Et pour couronner le tout on attend prochainement l’audition du boss, l’ex président Aziz qui à en croire des sources concordantes devrait intervenir au tout début du mois prochain. On parle du 7 juillet. Et ironie du sort Aziz sera face à ses anciens soutiens dont Ould Diah, l’avocat qui dirige cette commission d’enquête. Et ce sera la mésaventure de l’arroseur arrosé. Cette audition est jugée nécessaire par Lemrabott Ould Benahi, porte parole de la commission qui estime que c’est normal d’auditionner l’ex président qui dit-il a dirigé le pays pendant 12 ans.

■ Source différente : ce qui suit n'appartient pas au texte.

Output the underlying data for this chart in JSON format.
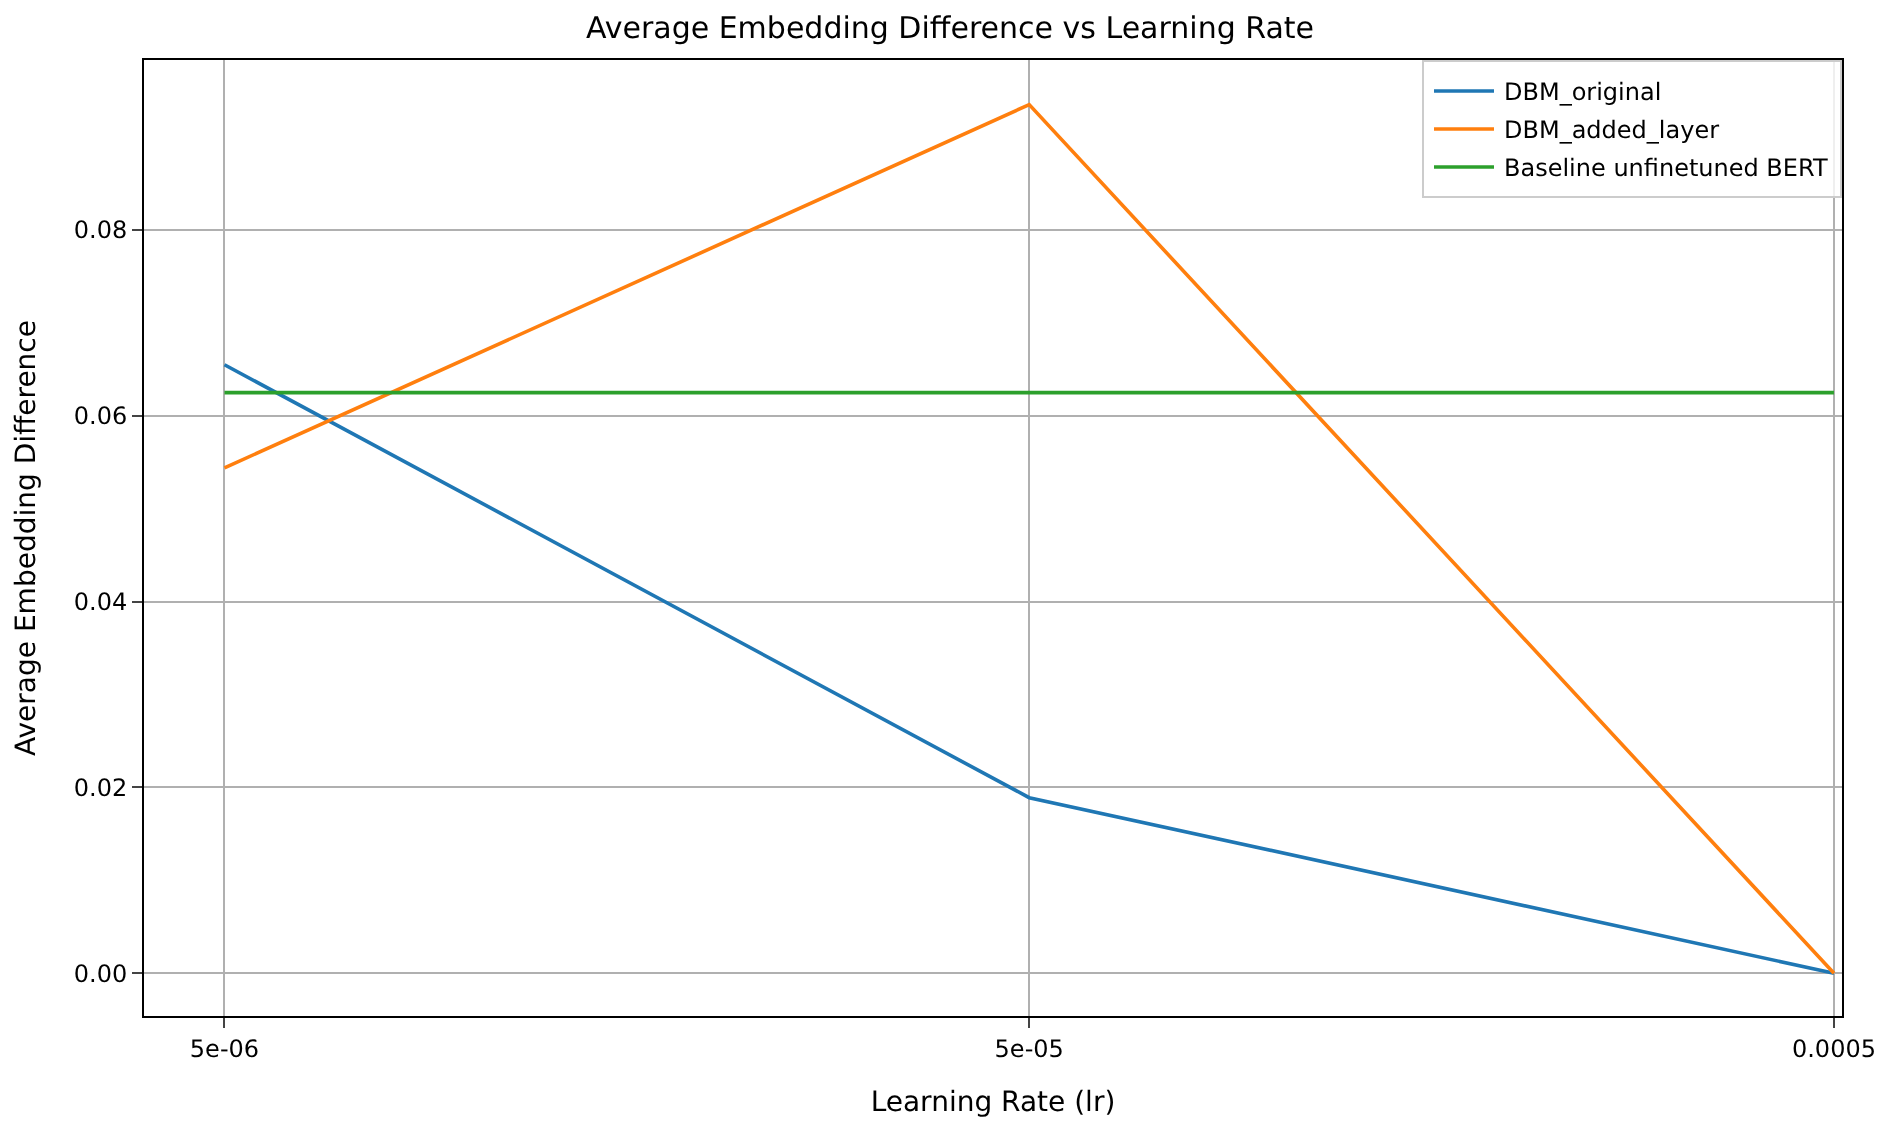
{
  "chart_data": {
    "type": "line",
    "title": "Average Embedding Difference vs Learning Rate",
    "xlabel": "Learning Rate (lr)",
    "ylabel": "Average Embedding Difference",
    "categories": [
      "5e-06",
      "5e-05",
      "0.0005"
    ],
    "series": [
      {
        "name": "DBM_original",
        "color": "#1f77b4",
        "values": [
          0.0655,
          0.0189,
          0.0
        ]
      },
      {
        "name": "DBM_added_layer",
        "color": "#ff7f0e",
        "values": [
          0.0544,
          0.0935,
          0.0
        ]
      },
      {
        "name": "Baseline unfinetuned BERT",
        "color": "#2ca02c",
        "values": [
          0.0625,
          0.0625,
          0.0625
        ]
      }
    ],
    "ylim": [
      -0.0046,
      0.0983
    ],
    "yticks": [
      {
        "value": 0,
        "label": "0.00"
      },
      {
        "value": 0.02,
        "label": "0.02"
      },
      {
        "value": 0.04,
        "label": "0.04"
      },
      {
        "value": 0.06,
        "label": "0.06"
      },
      {
        "value": 0.08,
        "label": "0.08"
      }
    ],
    "grid": true,
    "legend": "top right",
    "line_style": "solid",
    "marker": "none"
  }
}
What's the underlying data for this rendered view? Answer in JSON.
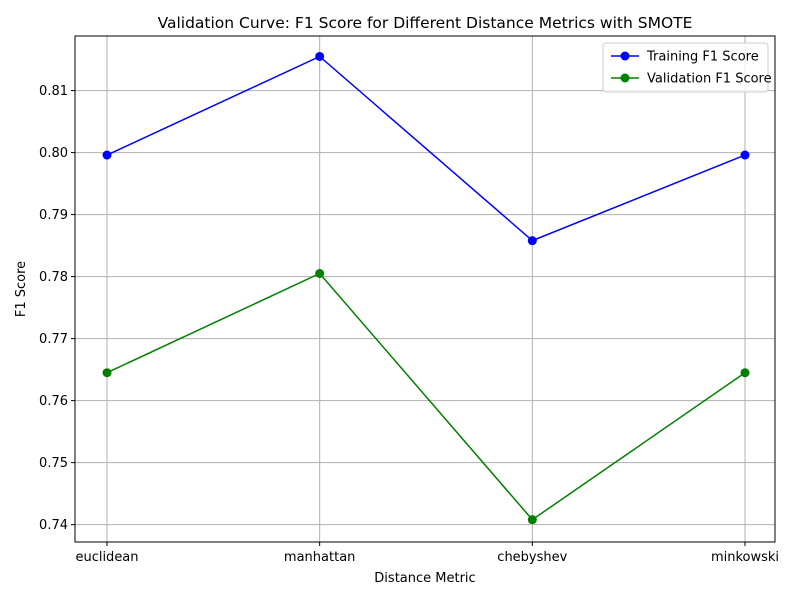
{
  "chart_data": {
    "type": "line",
    "title": "Validation Curve: F1 Score for Different Distance Metrics with SMOTE",
    "xlabel": "Distance Metric",
    "ylabel": "F1 Score",
    "categories": [
      "euclidean",
      "manhattan",
      "chebyshev",
      "minkowski"
    ],
    "ylim": [
      0.7372,
      0.8188
    ],
    "yticks": [
      0.74,
      0.75,
      0.76,
      0.77,
      0.78,
      0.79,
      0.8,
      0.81
    ],
    "ytick_labels": [
      "0.74",
      "0.75",
      "0.76",
      "0.77",
      "0.78",
      "0.79",
      "0.80",
      "0.81"
    ],
    "grid": true,
    "legend_position": "top-right",
    "series": [
      {
        "name": "Training F1 Score",
        "color": "#0000ff",
        "marker": "circle",
        "values": [
          0.7996,
          0.8155,
          0.7858,
          0.7996
        ]
      },
      {
        "name": "Validation F1 Score",
        "color": "#008000",
        "marker": "circle",
        "values": [
          0.7645,
          0.7805,
          0.7408,
          0.7645
        ]
      }
    ]
  }
}
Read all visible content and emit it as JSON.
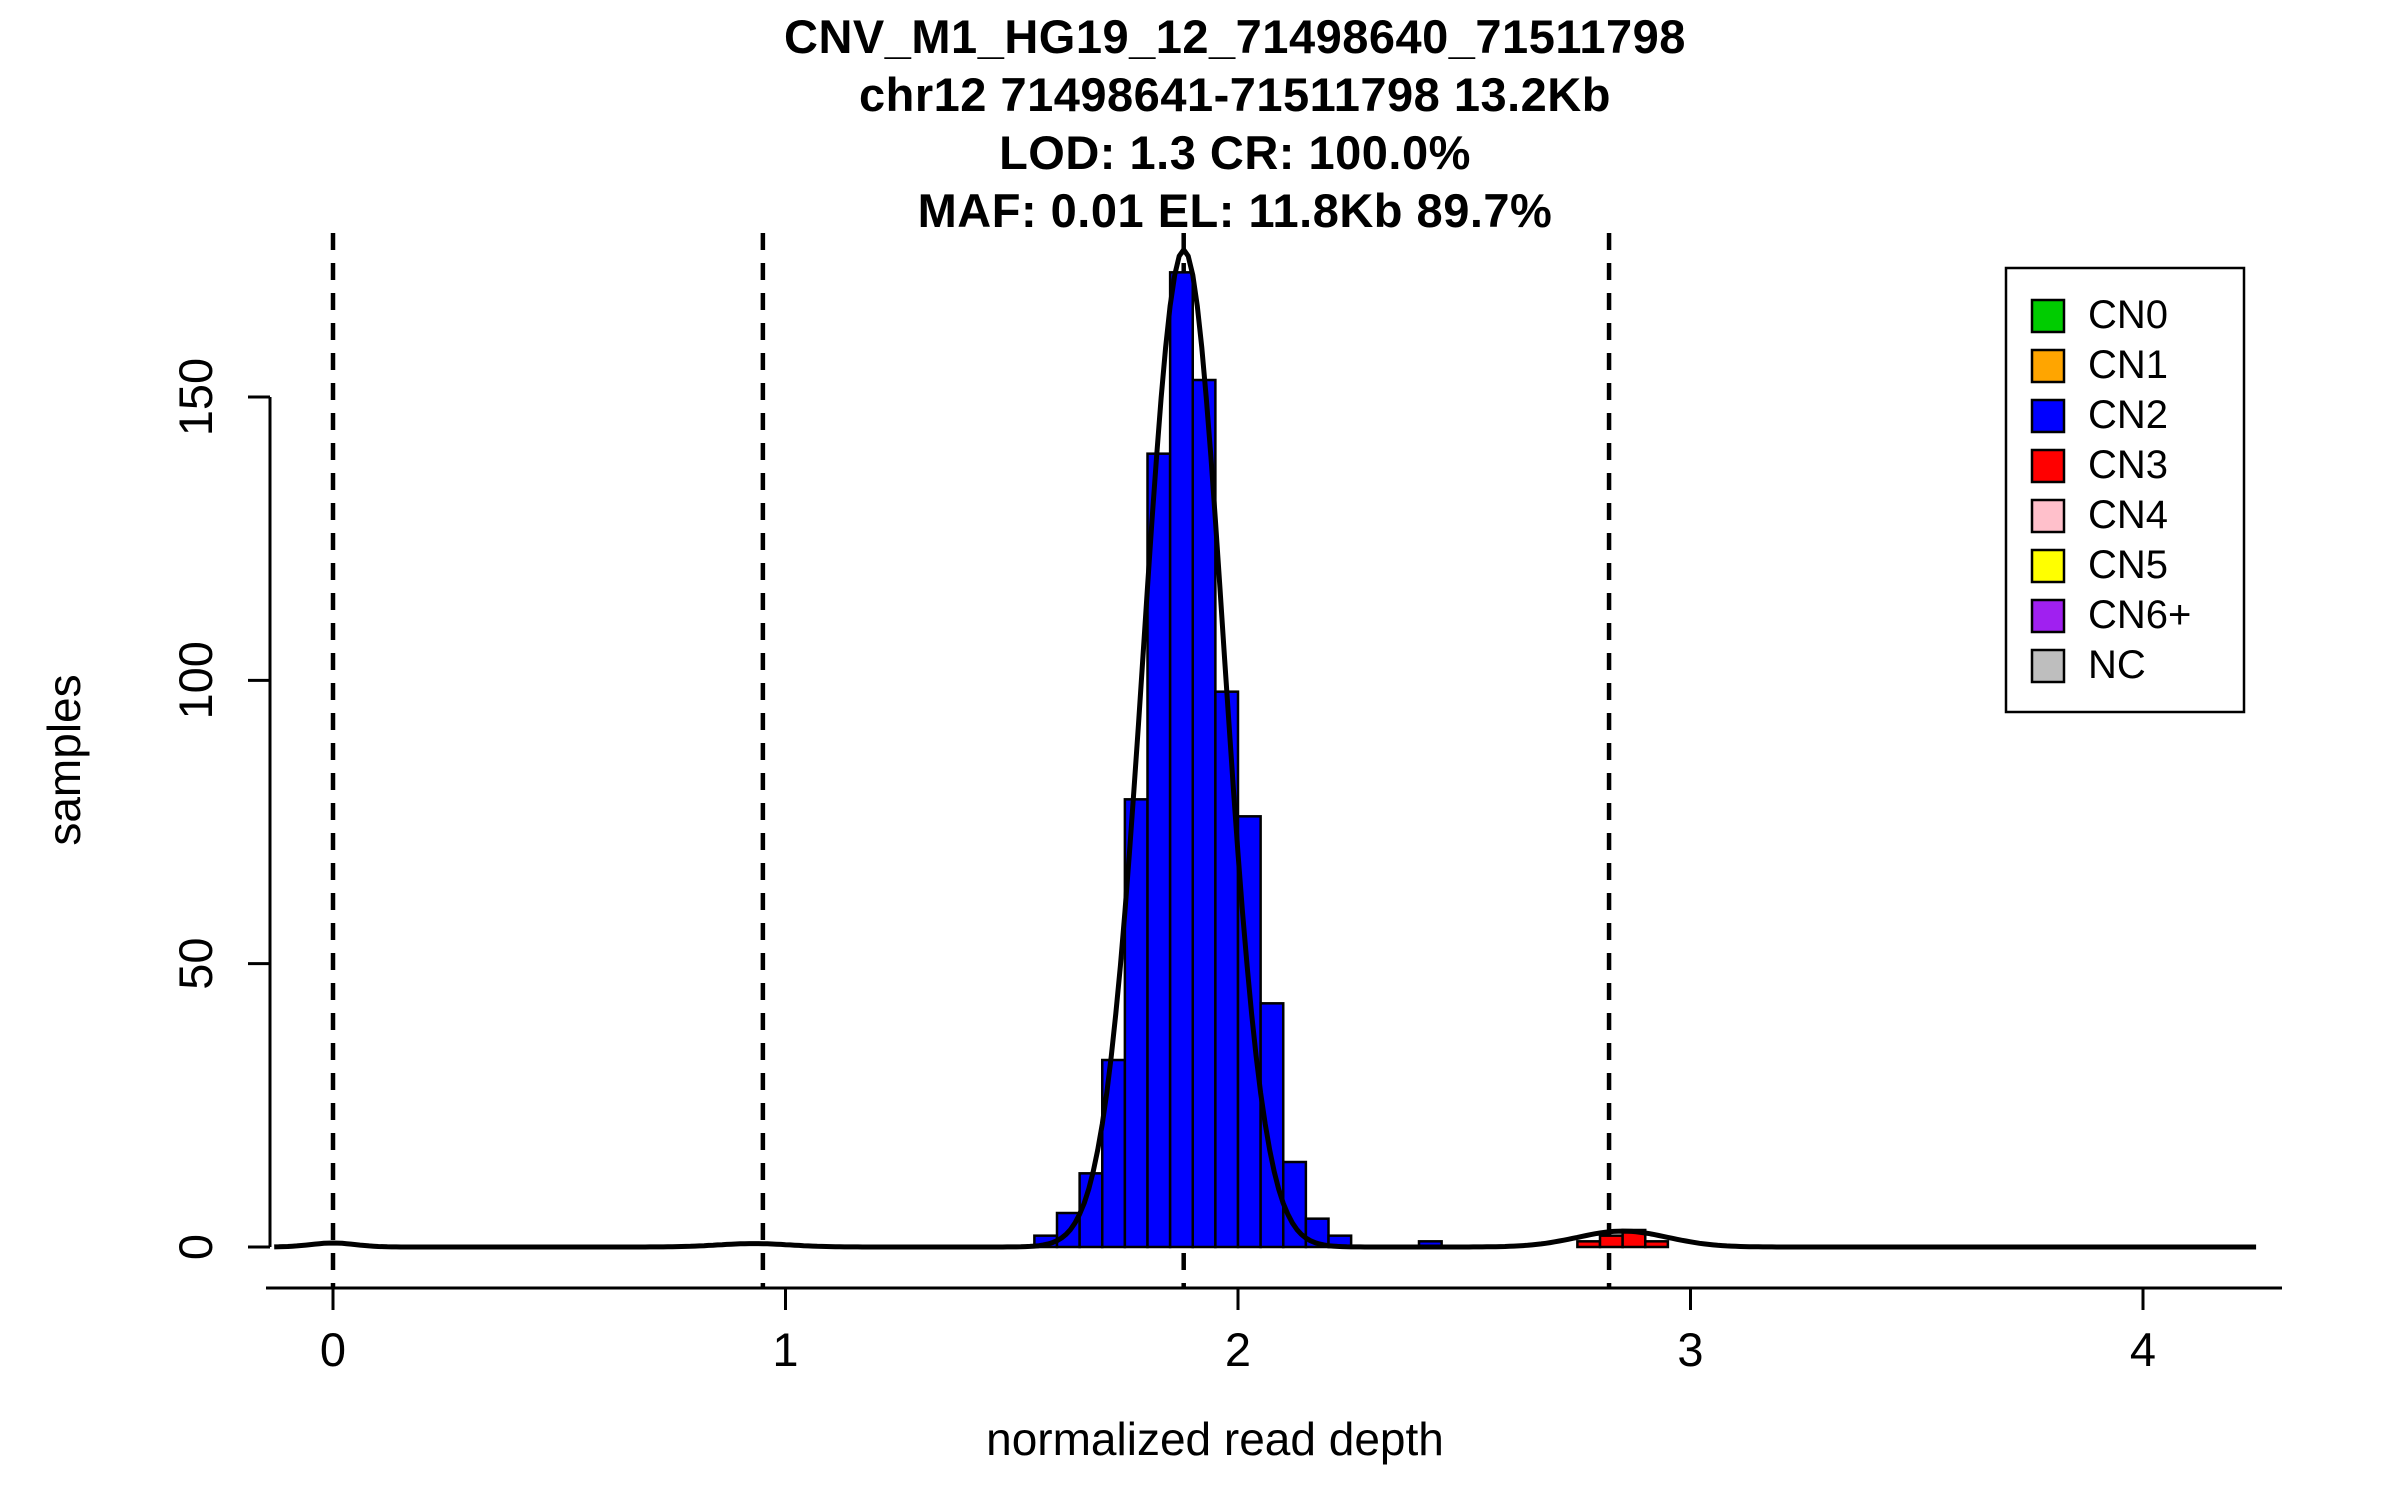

Les députés enquêteurs se sont attachés l’assistance de trois cabinets internationaux, ayant remporté un appel d’offres devant 17 concurrents: la firme britannique Taylor Wessing (aspects juridiques et de procédure), Matine Consulting (Tunisie-spécialisé dans les audits) et Gibraltar Advisory (Infrastructures).
Les résultats de ces audits pourraient éventuellement déboucher sur des poursuites judiciaires «en cas d’indices graves et concordants, pouvant être rattachés à des faits de corruption, ou toute autre infraction liée à la violation des règles d’attribution des marchés publics.
Notons que la création de cette commission d’enquête fait suite à un rapport compromettant de la Cour des Comptes et intervient dans un contexte de suspicion à l’égard de l’ancien président et son entourage ; une suspicion renforcée par les graves révélations du Premier Ministre ce Week end qui a déclaré qu’au 31 juillet 2019, le Trésor public Mauritanien n’avait que 26,4 milliards d’ouguiyas dont 18 milliards d’aides de la Banque Mondiale, tandis que l’État fait face à des obligations de plus de 200 milliards d’ouguiyas ; une façon de dire que les caisses de l’Etat étaient vides.
Autre pièce à apporter au dossier, il s’agit des accusations de corruptions brandies contre l’ex-Président et ses hommes par le Sénateur Mohamed Ould Ghadda, qui n’a pas hésité à donner des noms et à brandir des documents en guise de preuves.
Notons enfin que la commission a lancé une course contre la montre car elle doit rendre son rapport à la fin du mois de juillet.